OTOH, it is quite believable to me that an intelligent, heterosexual, traditional conservative could not have any particular feelings about gays one way or the other, or could include gays in a kind of general tolerance and good manners towards others.

Roberts is always described as well-mannered, and he may fall into this category. He may also have or have had a gay friend or relative through whom he came to see gays as people.

Someone like that could easily lend his considerable appellate advocacy skills to help someone with an oral argument that he himself might not have made, or even one that he would have made had he been the advocate for the cause.

This is a long way around saying that it shows only that he does not have the kind of anti-gay animus that would lead him to refuse to work on that side of that case. So he probably is a pretty well-adjusted conservative man from a pretty comfortable background. I don't see him as a Souter. The best we could hope for is a Kennedy, although Kennedy reportedly learned some of his tolerance from his children, and Roberts' kids are awfully young to be making any difference at this point.

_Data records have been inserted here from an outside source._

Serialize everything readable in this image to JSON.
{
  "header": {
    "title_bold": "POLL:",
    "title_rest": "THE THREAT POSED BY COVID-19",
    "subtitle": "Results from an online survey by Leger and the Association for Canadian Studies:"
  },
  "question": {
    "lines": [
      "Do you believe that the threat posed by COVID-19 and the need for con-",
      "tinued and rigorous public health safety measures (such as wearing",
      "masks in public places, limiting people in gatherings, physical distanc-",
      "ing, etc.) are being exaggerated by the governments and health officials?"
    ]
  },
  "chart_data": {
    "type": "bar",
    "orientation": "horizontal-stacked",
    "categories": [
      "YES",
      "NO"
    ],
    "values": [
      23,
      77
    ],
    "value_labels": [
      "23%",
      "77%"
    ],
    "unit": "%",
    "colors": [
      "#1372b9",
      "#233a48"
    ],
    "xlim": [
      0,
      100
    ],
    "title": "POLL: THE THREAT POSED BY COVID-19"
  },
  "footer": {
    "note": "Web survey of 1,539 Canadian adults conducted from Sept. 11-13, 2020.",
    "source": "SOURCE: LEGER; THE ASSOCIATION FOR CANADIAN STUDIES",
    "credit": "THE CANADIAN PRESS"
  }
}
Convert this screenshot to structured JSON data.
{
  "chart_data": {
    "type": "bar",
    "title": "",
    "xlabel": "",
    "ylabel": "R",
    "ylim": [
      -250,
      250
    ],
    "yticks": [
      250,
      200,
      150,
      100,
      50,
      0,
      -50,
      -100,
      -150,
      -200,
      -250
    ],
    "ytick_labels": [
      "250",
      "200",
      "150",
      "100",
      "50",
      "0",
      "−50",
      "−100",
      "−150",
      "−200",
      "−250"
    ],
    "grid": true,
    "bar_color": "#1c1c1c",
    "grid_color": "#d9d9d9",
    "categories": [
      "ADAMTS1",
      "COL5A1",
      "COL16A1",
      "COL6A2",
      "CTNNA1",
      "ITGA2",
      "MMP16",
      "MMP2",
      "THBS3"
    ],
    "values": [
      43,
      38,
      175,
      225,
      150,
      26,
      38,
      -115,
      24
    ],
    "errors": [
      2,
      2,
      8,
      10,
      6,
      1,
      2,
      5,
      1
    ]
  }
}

You're probably quite right. The law review article says DeLay has been threatening judges with impeachment since at least 1997.

It's clearly a function of what we'll start calling the WTMWK (What's the Matter with Kansas?) factor.

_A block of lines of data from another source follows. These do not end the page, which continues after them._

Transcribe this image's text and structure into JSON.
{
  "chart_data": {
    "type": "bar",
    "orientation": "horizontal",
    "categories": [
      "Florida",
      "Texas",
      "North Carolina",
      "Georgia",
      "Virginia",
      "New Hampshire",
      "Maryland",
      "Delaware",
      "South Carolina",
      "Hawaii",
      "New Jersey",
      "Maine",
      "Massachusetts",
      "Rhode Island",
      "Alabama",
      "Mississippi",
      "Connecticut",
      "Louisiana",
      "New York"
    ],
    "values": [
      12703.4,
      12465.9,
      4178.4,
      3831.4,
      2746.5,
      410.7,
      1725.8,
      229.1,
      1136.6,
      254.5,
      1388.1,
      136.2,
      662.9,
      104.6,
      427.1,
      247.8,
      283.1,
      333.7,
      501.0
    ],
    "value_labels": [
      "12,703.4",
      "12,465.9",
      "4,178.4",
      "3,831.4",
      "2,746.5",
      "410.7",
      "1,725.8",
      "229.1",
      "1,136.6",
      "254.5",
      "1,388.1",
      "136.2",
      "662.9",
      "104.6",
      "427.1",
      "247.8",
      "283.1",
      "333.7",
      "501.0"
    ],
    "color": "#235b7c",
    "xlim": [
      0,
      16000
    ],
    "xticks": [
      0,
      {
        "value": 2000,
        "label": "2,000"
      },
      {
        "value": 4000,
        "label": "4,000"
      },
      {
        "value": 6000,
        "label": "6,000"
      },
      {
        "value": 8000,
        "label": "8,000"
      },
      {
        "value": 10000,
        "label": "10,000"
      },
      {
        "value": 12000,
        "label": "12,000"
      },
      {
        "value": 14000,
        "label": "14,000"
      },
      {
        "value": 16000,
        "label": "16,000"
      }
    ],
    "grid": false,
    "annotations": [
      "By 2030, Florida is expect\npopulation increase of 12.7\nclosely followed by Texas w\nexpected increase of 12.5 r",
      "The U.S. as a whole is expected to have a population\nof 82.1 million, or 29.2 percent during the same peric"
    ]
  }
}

One more point--I do not at all find it unbelievable that he did not list this case, as he was called in to consult and do a moot court. During my 20 plus years as a lawyer I did a fair number of appellate arguments, and was asked to do similar consultations. I don't think I could remember all the cases. And since it was pro bono, there would probably not be a specific time record, but rather some catch-all billing line. Of course maybe bring appointed to the Supreme Court would cause me to recover the memory, but if he took this part off his appellate court application, maybe it was just an oversight. Which again would mean that such a case was not such a big deal to him that it would stand out from the many other Supreme Court cases on which he no doubt also consulted.

But as Kevin Drum asks, the more interesting question is where did the reporter get this story, why was it given to him, and why was it written?

That "Fountain of Truth", the man who is the living embodiment of the joke in The Sopranos about the 95 pound mole (i.e., he could have had the 95 pound boil on his fat ass removed back when he was up for the Vietnam draft and no one would have noticed), has come up with The Truth About Roberts:

It's some sort of left-wing smear to mess up the Right, to bring up this story about Justice Roberts.

Watching Dobson and the rest of the Taliban get their burkas in a knot over this is fun-neeeeee.